Portion control: It’s the dieter’s holiest mantra. But hardly anyone has time to sit there meticulously measuring out every last ounce of dinner. That explains the proliferation of individual-serving packages, which are great in theory, except that they’re terribly wasteful—all that extra plastic and cardboard just to dissuade us from stuffing our faces.
Here’s a solution by d-school student Emily Brownson that manages to promote portion control without resorting to excessive packaging. It’s a large plastic juice bottle with a single cup-sized sphere on top. Squeeze the base of the bottle, and the sphere fills with juice, giving an instant visual of the recommended serving size. Each bottle holds eight servings, making it more environmentally friendly than, say, eight separate bottles.
What isn’t clear is how you then get the single serving into your glass. There should be some sort of lock at the base of the sphere to prevent you from accidentally pouring more than a cup.
Keep in mind that Brownson designed Frugo for a class project at the University of Wisconsin-Stout, and I suspect that engineering a fancy locking mechanism went beyond the parameters of the course. Leave it to the big juice companies—who’d be wise to adopt if not this, then something like it—to figure that one out. As a loose concept, Frugo shows that it’s possible to discourage both the over-consumption of food and the over-consumption of food packaging.
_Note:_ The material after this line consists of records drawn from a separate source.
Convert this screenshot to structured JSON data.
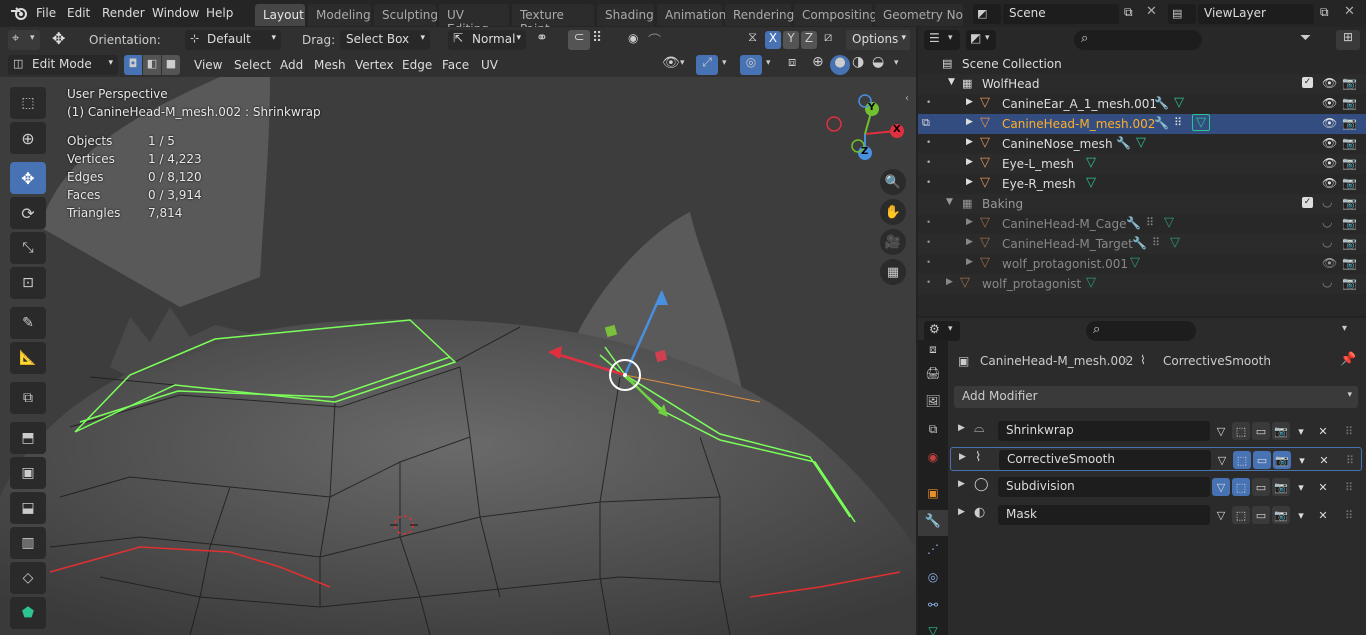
{
  "menubar": {
    "items": [
      "File",
      "Edit",
      "Render",
      "Window",
      "Help"
    ],
    "workspaces": [
      "Layout",
      "Modeling",
      "Sculpting",
      "UV Editing",
      "Texture Paint",
      "Shading",
      "Animation",
      "Rendering",
      "Compositing",
      "Geometry Nod"
    ],
    "active_workspace": "Layout",
    "scene": "Scene",
    "view_layer": "ViewLayer"
  },
  "toolbar": {
    "orientation_label": "Orientation:",
    "orientation_value": "Default",
    "drag_label": "Drag:",
    "drag_value": "Select Box",
    "pivot_value": "Normal",
    "axis_x": "X",
    "axis_y": "Y",
    "axis_z": "Z",
    "options_label": "Options"
  },
  "header": {
    "mode": "Edit Mode",
    "menus": [
      "View",
      "Select",
      "Add",
      "Mesh",
      "Vertex",
      "Edge",
      "Face",
      "UV"
    ]
  },
  "viewport": {
    "perspective": "User Perspective",
    "object_info": "(1) CanineHead-M_mesh.002 : Shrinkwrap",
    "stats": [
      {
        "label": "Objects",
        "value": "1 / 5"
      },
      {
        "label": "Vertices",
        "value": "1 / 4,223"
      },
      {
        "label": "Edges",
        "value": "0 / 8,120"
      },
      {
        "label": "Faces",
        "value": "0 / 3,914"
      },
      {
        "label": "Triangles",
        "value": "7,814"
      }
    ],
    "gizmo_x": "X",
    "gizmo_y": "Y",
    "gizmo_z": "Z"
  },
  "outliner": {
    "root": "Scene Collection",
    "rows": [
      {
        "label": "WolfHead",
        "type": "collection"
      },
      {
        "label": "CanineEar_A_1_mesh.001",
        "type": "mesh"
      },
      {
        "label": "CanineHead-M_mesh.002",
        "type": "mesh"
      },
      {
        "label": "CanineNose_mesh",
        "type": "mesh"
      },
      {
        "label": "Eye-L_mesh",
        "type": "mesh"
      },
      {
        "label": "Eye-R_mesh",
        "type": "mesh"
      },
      {
        "label": "Baking",
        "type": "collection"
      },
      {
        "label": "CanineHead-M_Cage",
        "type": "mesh"
      },
      {
        "label": "CanineHead-M_Target",
        "type": "mesh"
      },
      {
        "label": "wolf_protagonist.001",
        "type": "mesh"
      },
      {
        "label": "wolf_protagonist",
        "type": "mesh"
      }
    ]
  },
  "properties": {
    "object_name": "CanineHead-M_mesh.002",
    "active_modifier": "CorrectiveSmooth",
    "add_modifier_label": "Add Modifier",
    "modifiers": [
      "Shrinkwrap",
      "CorrectiveSmooth",
      "Subdivision",
      "Mask"
    ]
  },
  "colors": {
    "accent": "#4772b3",
    "selected_row": "#334d80",
    "selected_text": "#ffaf29",
    "mesh_icon": "#e3905a",
    "vertex_group": "#2ec38f",
    "edge_select": "#7cff5a",
    "seam": "#e03030"
  }
}
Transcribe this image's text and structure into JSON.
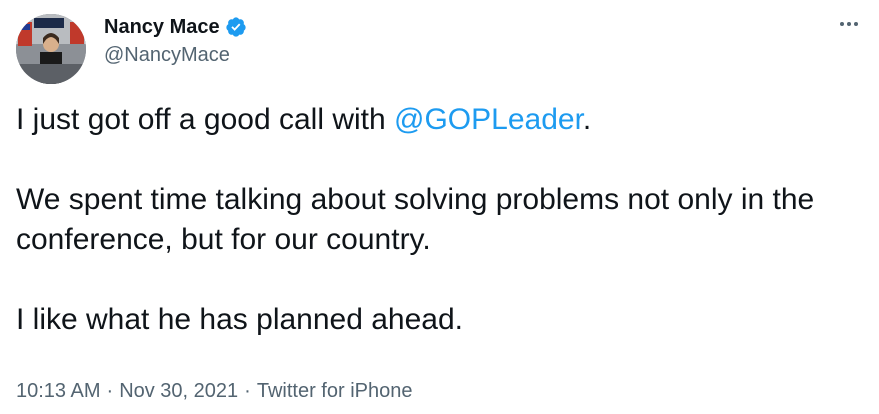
{
  "author": {
    "display_name": "Nancy Mace",
    "handle": "@NancyMace",
    "verified": true
  },
  "more_icon": "more-dots-icon",
  "tweet": {
    "line1_prefix": "I just got off a good call with ",
    "mention": "@GOPLeader",
    "line1_suffix": ".",
    "para2": "We spent time talking about solving problems not only in the conference, but for our country.",
    "para3": "I like what he has planned ahead."
  },
  "meta": {
    "time": "10:13 AM",
    "separator": "·",
    "date": "Nov 30, 2021",
    "source": "Twitter for iPhone"
  },
  "colors": {
    "accent": "#1d9bf0",
    "text": "#0f1419",
    "muted": "#536471"
  }
}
UPDATE: Brownson just informed us that bottle would indeed trap the juice in the sphere. She explains, in an email: "I was inspired by Act mouthwash bottles that have the top portion of their bottle filled when the bottom is squeezed. So the closing mechanism would be like that. The pressure from squeezing the bottom portion of the bottle forces the juice up the straw and is then released in the top portion. … In order to construct this mockup I used various parts from a plastic bottle from Walmart, a Pom juice bottle, and an Act mouthwash bottle."